Need information about macOS use of user-process virtual address space

I need to know more about how macOS uses user-process virtual address space in ways not explicily requested by the user.

In detail, I have a process that needs to mmap a file to a specific virtual address. I don't care what the address is, but I need to know it at compile-time. I know how to set up such a mapping, and how to specify in the executable that a particular chunk of virtual address space is reserved for it: Specifically, my Xcode build includes a .s file containing a .zerofill directive to create a named segment and section of the required size, and I use the -segaddr flag in the linker to specify the virtual address where that segment is to be loaded. I can then use the address and size that I have chosen, elsewhere in my source code, via mmap with MAP_FIXED.

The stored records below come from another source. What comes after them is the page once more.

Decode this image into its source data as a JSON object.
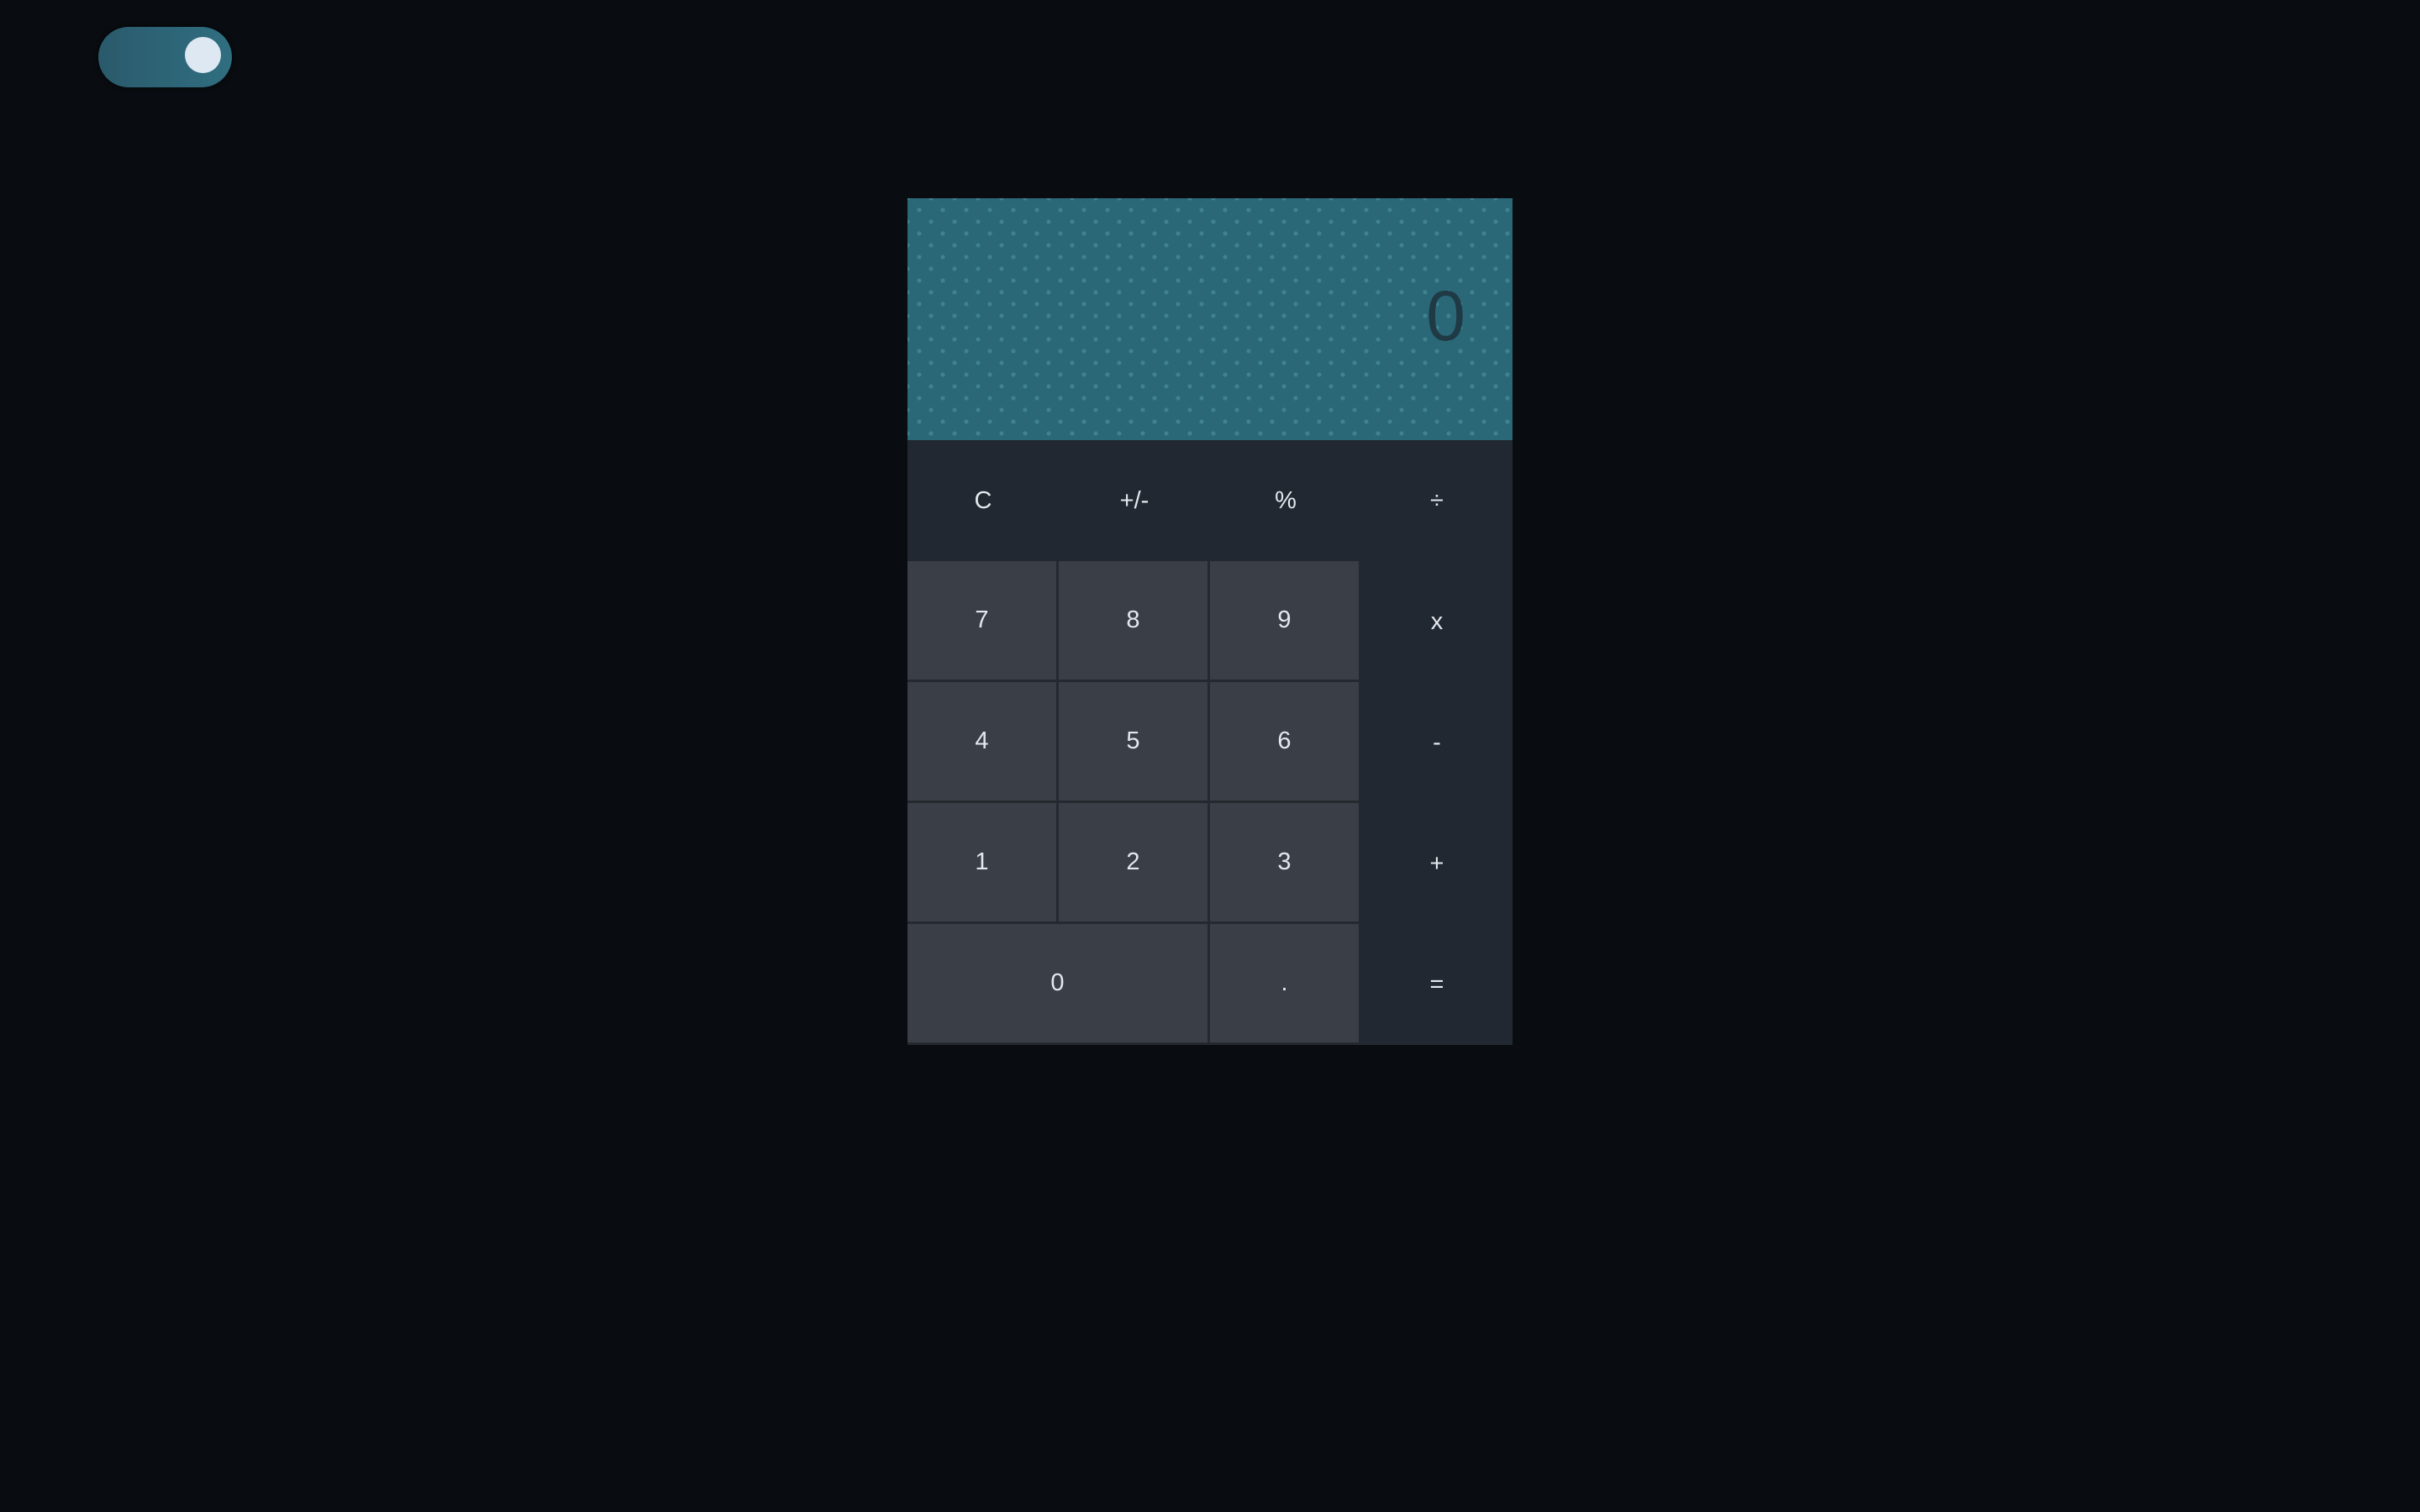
{
  "display": {
    "value": "0"
  },
  "theme_toggle": {
    "state": "on"
  },
  "keys": {
    "clear": "C",
    "sign": "+/-",
    "percent": "%",
    "divide": "÷",
    "seven": "7",
    "eight": "8",
    "nine": "9",
    "multiply": "x",
    "four": "4",
    "five": "5",
    "six": "6",
    "subtract": "-",
    "one": "1",
    "two": "2",
    "three": "3",
    "add": "+",
    "zero": "0",
    "decimal": ".",
    "equals": "="
  },
  "colors": {
    "background": "#090c10",
    "display": "#2a6878",
    "keypad": "#222831",
    "number_key": "#393e47",
    "accent": "#2f6e80"
  }
}
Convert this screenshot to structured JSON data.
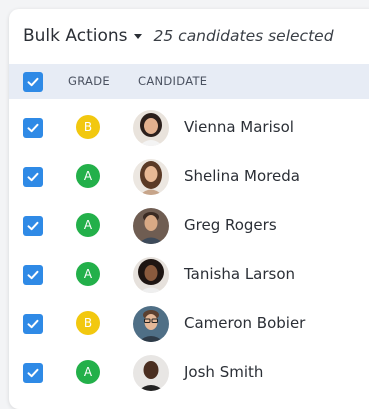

This method seems to protect the special segment from being used by macOS, which is of course what I want. My problem is, I don't know whether the location I have chosen for the new segment is inconveniencing macOS in some undesirable way: For example, staking out a big chunk of user memory in the wrong place might restrict the space available to the memory allocation system, or limit stack growth, or some such thing. At the moment, my empirical choice of location works on my own Macs, but it might not work on others, or on other versions of macOS.

What I am looking for -- and haven't found -- is documentation about how macOS user-process virtual address space is used, in sufficient detail that I can choose the location of my special segment so that it does not get in the way. I need to know it for both the x86_64 architecture and the arm64 architecture, and I need to know how that usage might vary from machine to machine and from macOS version to macOS version.

Can anyone help or advise?

(For the curious, I need to mmap the file to a specific virtual address because it is binary data that contains absolute pointers to locations within itself. I can set up the pointers correctly for any given mmap loading address when I first mmap the file, but I need each subsequent process that mmaps the same file to be able to dereference pointers correctly -- thus I need a fixed load address that all processes can use when mmapping.)

Replies

Generally speaking this is not supported. The issue is that as we develop macOS we often need to change the address map for various reasons (including just the normal growth of the OS), so even if we were to specify the exact layout for a give machine or OS version that is no guarantee it will remain that way in the future.

I understand your motivation, though I am a bit confused how you have gotten so far. Adding a zero fill segment via -segaddr will only work the way you describe if you can guarantee your binary is loaded at a fixed address, which is not the default behavior on any platform, so I assume you are passing in -no_pie as well? If so I am guessing you have only tested this so far on x86_64, since -no_pie does not work on arm64 (the static will emit a warning and ignore the flag, and the kernel will not load a binaries that is not built PIE).

Okay, so given that MAP_FIXED is not generally viable for this, what are your options? Without knowing more about the specific data you are trying to map (how large it is, if you have control over the code that walks the structs and pointer in it, etc) I am not sure what the best solution is, but I can offer a couple of strategies here:

  1. Convert from pointers to an offset relative to the base of your mapping. This may be a lot of work, but it has several benefits. You can load the data read only and keep it clean (which may not be a big deal if you are dirtying it anyway). It requires no extra work at load time, and if the data is under 4GB you can use 32 bit offsets which will may save you space if your data contains a lot of pointers. The Swift runtime uses this technique, which was discussed during the 2018 LLVM developers conference in the talk "Efficiently Implementing Runtime Metadata with LLVM"

  2. Build the data structures at compile time and let the dynamic linker just take care of it for you. If this is possible it is probably your best bet. The dynamic linker already needs to do this exact operation to patch globals that contain internal pointers, so if you can generate the structure and compile it into a binary you can just use it.

  3. Patch the pointers yourself at load time. This is essentially what the linker does, but if you cannot generate the data at compile time you can do it yourself. All you need to do is encode the offsets of pointers (the simplest way is a bitmap, but you can get a lot more clever), and then at runtime you use those bitmaps to find the locations to adjust, and then just subtract at the base address it was mapped at when it was built, and add in the base address it is currently loaded at. This is probably the least amount of effort to get working, but it will involve the most runtime code and dirty memory I your app.